A while ago I saw Gerard Rooijakkers giving a lecture about “Volksgerichten In Zuidoost Brabant” which means something like “peoplescourts in Southeast Brabant”. “Noord-Brabant” is a Dutch province in the south. The lecture was about how the closed village-communities of a few centuries ago, made their members clear if they did something that the communitie could not agree with. Nowadays we go to court or send the police to a wrongdoer. In the 17th century this was a possibility, but in practise the communities wanted to solve things themselves. The spokesman mentioned a book of his a few times, so I looked it up and got it from the local library.
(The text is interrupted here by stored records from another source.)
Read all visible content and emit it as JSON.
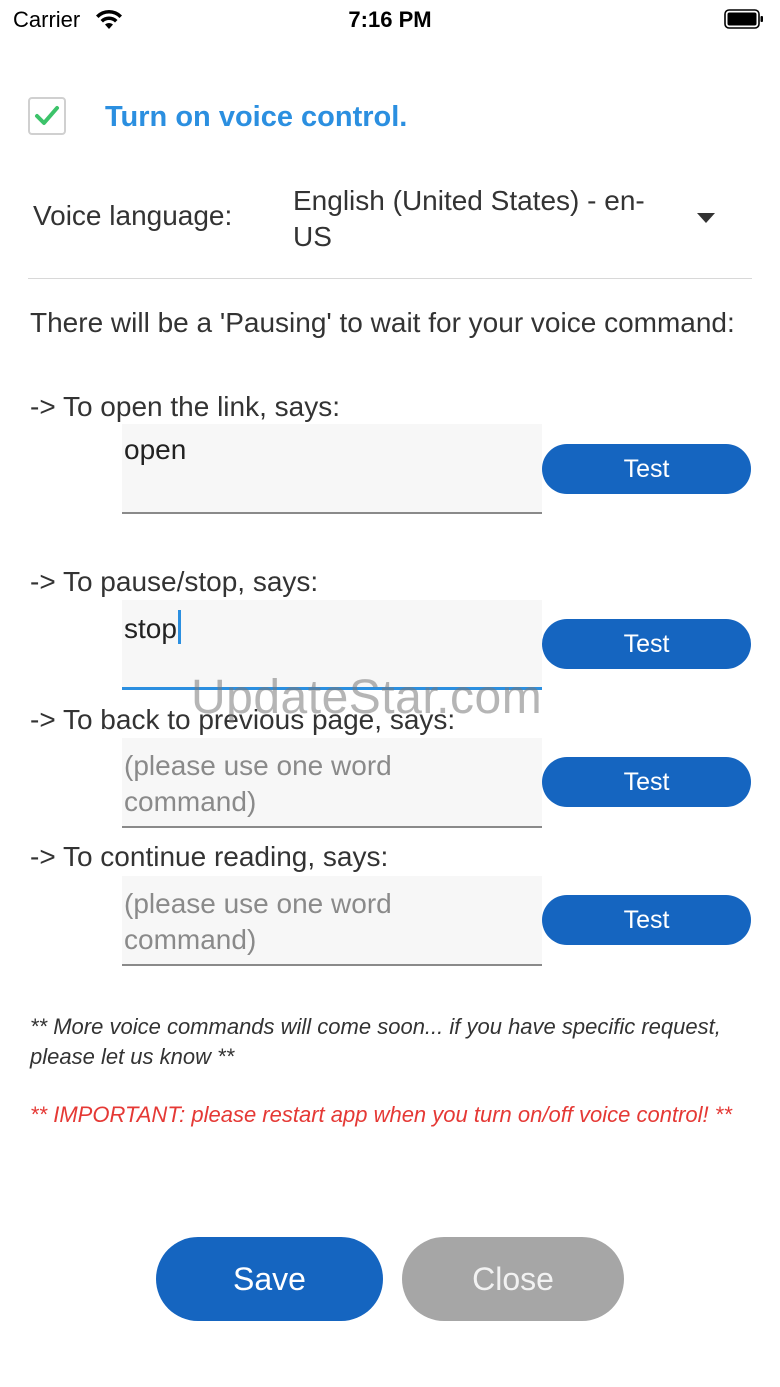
{
  "status_bar": {
    "carrier": "Carrier",
    "time": "7:16 PM"
  },
  "voice_control": {
    "checked": true,
    "label": "Turn on voice control."
  },
  "language": {
    "label": "Voice language:",
    "value": "English (United States) - en-US"
  },
  "intro": "There will be a 'Pausing' to wait for your voice command:",
  "commands": [
    {
      "label": "-> To open the link, says:",
      "value": "open",
      "placeholder": "",
      "test_label": "Test"
    },
    {
      "label": "-> To pause/stop, says:",
      "value": "stop",
      "placeholder": "",
      "test_label": "Test"
    },
    {
      "label": "-> To back to previous page, says:",
      "value": "",
      "placeholder": "(please use one word command)",
      "test_label": "Test"
    },
    {
      "label": "-> To continue reading, says:",
      "value": "",
      "placeholder": "(please use one word command)",
      "test_label": "Test"
    }
  ],
  "notes": {
    "soon": "** More voice  commands will come soon... if you have specific request, please let us know **",
    "important": "** IMPORTANT: please restart app when you turn on/off voice control! **"
  },
  "buttons": {
    "save": "Save",
    "close": "Close"
  },
  "watermark": "UpdateStar.com",
  "colors": {
    "accent": "#1565c0",
    "title_blue": "#2b8fe0",
    "warning": "#e53935",
    "check_green": "#3cc36a"
  }
}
Rooijakkers wrote his thesis about the folklore of the area that I live in. The writer has a preference for what he calls “black folklore”, the part of folklore that we (try to) forget about. This was already heard in the lecture. The bookform of Rooijakkers thesis “Rituele Repertoires” is a large one (700+ pages) with a lot of information about the social, political and clerical history of Southeast Brabant. You can read about the customs of the common people, the reactions of the Catholic south to the reformation, the counter-reformation, etc. The information is about the time 1559 to 1854. Is was interesting to read such a detailed history of the area that I live in, how the southern Netherlands were formed, the invasions of the French and the Spaniards, the changes of Christianity and especially what happened in this period in the small villages where all this took place. In different ways -for example- the Catholic people tried to make clear that the Protestant priests were not welcome. This could vary from shitting in the church to molesting the priest and even ‘banishment rituals’. Rooijakkers keeps highlighting the ritual meanings of such actions and gives a wide variety of examples and quotes many old texts (in old Dutch). It is easier to give the idea by returning to the subject of his lectures about ‘peoplescourts’.
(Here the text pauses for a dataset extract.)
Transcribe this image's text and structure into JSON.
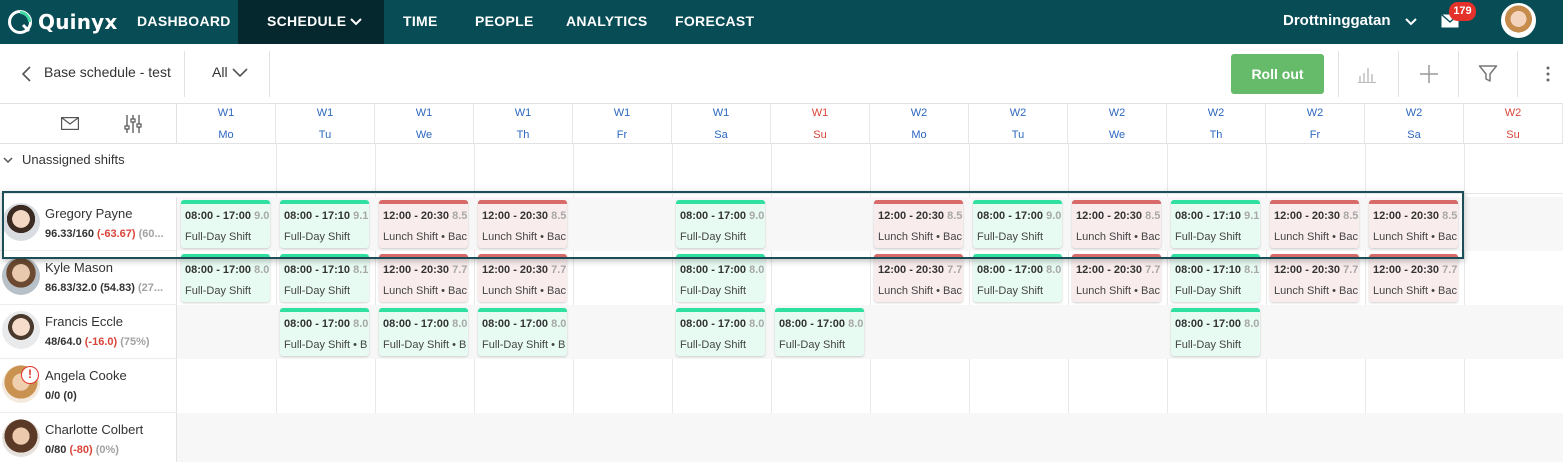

When a man did not treat his wife well, the community put him to shame to show him his place. An often-used method was the so-called “ploegspannen”. The man was bound in front of a plough (instead of a horse) and forced to plough the field in front of his house. The purpose of this method is plural. First of course physical punishment, but more important is the element of shame. The whole village (and of course the surrounding villages) knew about the incident. Even if they didn’t know what the man had done, they know now, because only in the ‘bad husband case’, the man got this kind of punishment. Further shame is the field in front of the house that was wracked up, so passers-by knew for the weeks to come that something had happened here.
The customs of the local people did of course not only deal with punishment, but the line is sometimes thin. For example, when a man and a woman wanted to marry, the unmarried male part of the community wanted something in return for the woman, because their ‘market’ had become smaller. Usually the groom was supposed to give away beer. Should he not do this, the “jonkheit” (an old word for ‘youth’, but it refers to all unmarried males) would come to his house and make noise. If the beer still didn’t come, there were ways to spoil the marriage day in such a way that everybody would know that the groom had been a cheap-ass.
More of such customs and situations are spoken about (but the range of subjects is much wider). In “Rituele Repertoires” at length, in “Eer en Schande” (which means ‘honour and shame’) in a more modest booklet (176 pages). The dissertation is no longer in press, but the smaller booklet is. “Eer en Schande” has all the interesting and funny information of the large book, is a lot cheaper and has images that are not found in the large book. Besides what is mentioned above, you can read about rituals around death, swearing, seasonal customs, the ‘sociability’ (youth-culture of the earlier mentioned ‘jonkheit’), etc.
Rooijakkers follows the old customs to more recent times and he is about the only one who does this. The cover of ‘Eer en Schande’ shows a slaughtered dear nailed against the churchdoor of Hoogeloon in 1994. It was obvious to people that this was bad news, but noone really knew what this action meant. Rooijakkers had more of such recent examples of ‘black folklore’. It seems that he and certain individuals (the dear was put on the church door as a warning by poachers against people who had warned the police about their actions) want to keep the memory of this side of the folklore alive. Rooijakkers describes the elements and ritual value of this and other folkloristic actions.
Very interesting, especially when you live in Brabant, because it all takes place in the Southeast part of Noord-Brabant.